From the 1st century to the 6th, those who did not readily fall into step with its beliefs were inexorably hounded in every possible way: social, financial, legal, physical, and psychological. Their altars were demolished and their temples razed, their statues dismembered and their priests murdered. Their books were burnt, their systems upturned as they watched on helplessly in horror. It was an annihilation – a costly one. One that lay waste to centuries of polytheistic thought and philosophical systems. 

Ms. Nixey’s intention in this book is not so much to attack modern Christians, as it is to set the record straight. Too much has been glossed over through the centuries by Christian writers and historians. The account of early Christianity thus presented stands in inimical contrast to polytheistic philosophy and religious systems that were then prevalent in the Roman Empire – and irreconcilably so.

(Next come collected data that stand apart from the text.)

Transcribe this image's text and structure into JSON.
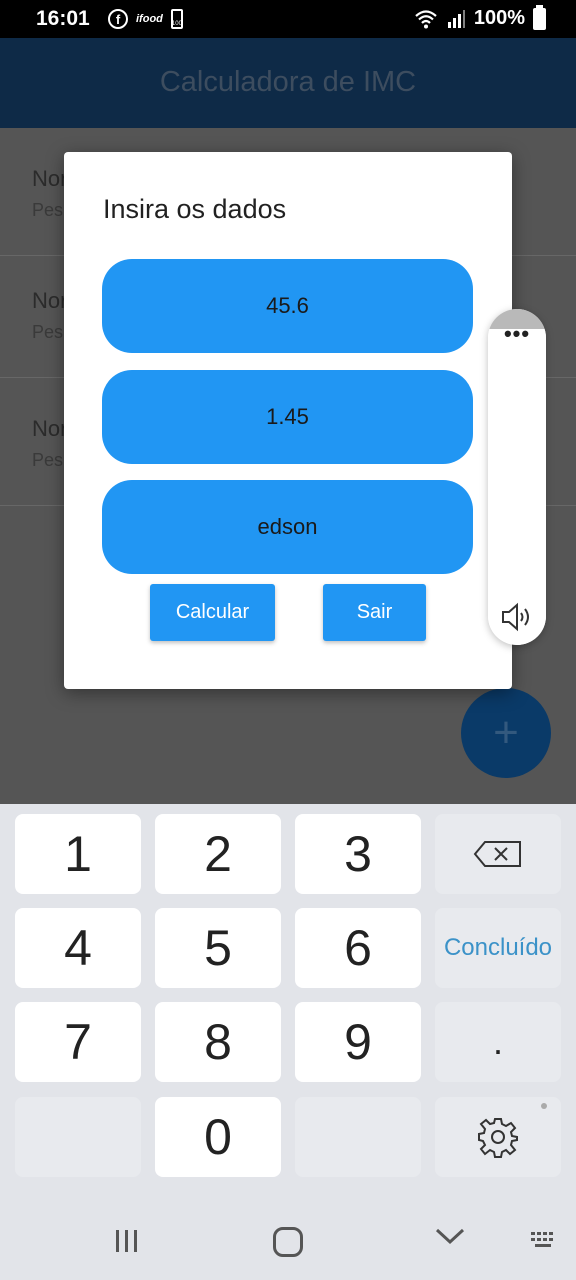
{
  "status_bar": {
    "time": "16:01",
    "battery_text": "100%",
    "battery_small_label": "100",
    "facebook_glyph": "f",
    "ifood_label": "ifood",
    "icons": [
      "facebook-icon",
      "ifood-icon",
      "battery-small-icon",
      "wifi-icon",
      "signal-icon",
      "battery-icon"
    ]
  },
  "app_bar": {
    "title": "Calculadora de IMC"
  },
  "list": {
    "items": [
      {
        "name": "Nor",
        "weight": "Pes"
      },
      {
        "name": "Nor",
        "weight": "Pes"
      },
      {
        "name": "Nor",
        "weight": "Pes"
      }
    ]
  },
  "fab": {
    "label": "+",
    "icon": "add-icon"
  },
  "dialog": {
    "title": "Insira os dados",
    "fields": [
      "45.6",
      "1.45",
      "edson"
    ],
    "calcular_label": "Calcular",
    "sair_label": "Sair"
  },
  "volume_panel": {
    "dots": "•••",
    "icon": "speaker-icon"
  },
  "keyboard": {
    "keys": [
      "1",
      "2",
      "3",
      "4",
      "5",
      "6",
      "7",
      "8",
      "9",
      "0"
    ],
    "done_label": "Concluído",
    "dot_label": ".",
    "icons": [
      "backspace-icon",
      "settings-icon"
    ]
  },
  "nav_bar": {
    "icons": [
      "recent-apps-icon",
      "home-icon",
      "back-icon",
      "keyboard-icon"
    ]
  },
  "colors": {
    "accent": "#2196f3",
    "app_bar": "#0e2a47",
    "keyboard_bg": "#e2e4e9",
    "done_text": "#3b92c8"
  }
}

Unlike the polytheistic world, in which the addition of one new god made no fundamental difference to the worship of the old ones, this new ideology stated not only that Jesus was the way, the truth, and the light but that, He was the ‘only’ way, and that by extension, every single other way was axiomatically wrong and thus ultimately had to be destroyed.

This is an authentic retelling of history, woven together beautifully by Catherine Nixey. The book is heavily annotated – 35% of the book is just citations to primary sources and texts. However, it must be noted that this is not a chronological work – the history presented (even though carefully annotated and backed up by facts) is not strictly sequential. Rather, the stories are organized in a diligently planned manner to aid comprehension and constructively convey ideas and themes.

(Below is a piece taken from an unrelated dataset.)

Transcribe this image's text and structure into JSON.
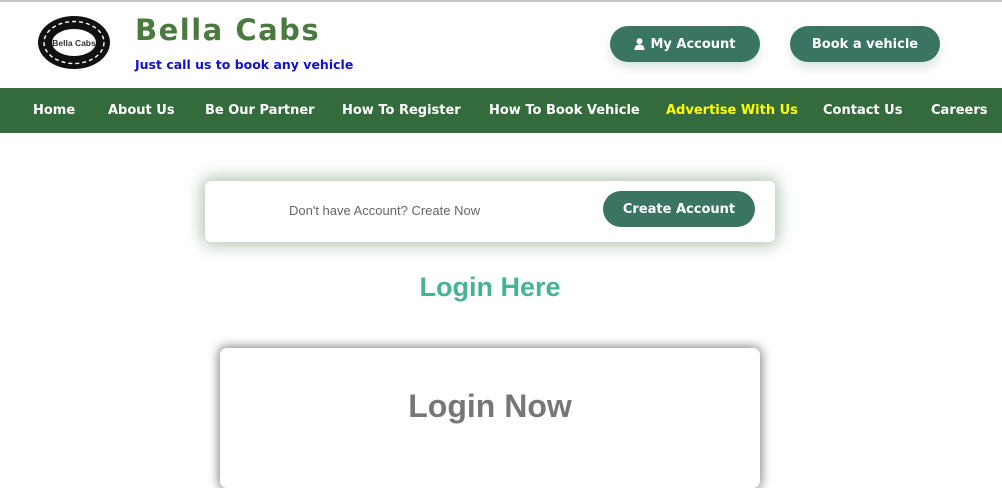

Nixey is a scintillating writer. Every sentence is vivid, evocative. Her writing is almost poetic, the prose flows seamlessly between history, to nostalgic musings, back to history, litanies of injustice, and vivacious accounts of the classical world. For instance, she gives an enthralling portrayal of the Temple of Serapis – the great halls, its columns, the astonishing statues it housed and its art; the sheer magnificence of the architecture, the frankincense, and its priests.

I could almost imagine myself walking through the stone porticoes, up the shining stairs; leaving behind the hustle and bustle of an ancient Roman marketplace, and stepping into this magnificent temple to witness the wonder that was the grand idol of Serapis. This is but one example – the entire text is laden with such priceless gems.

The Darkening Age is a dazzling piece of work. It transported me to another world – a world tragically forgotten; a history purposefully buried. It will transport you too.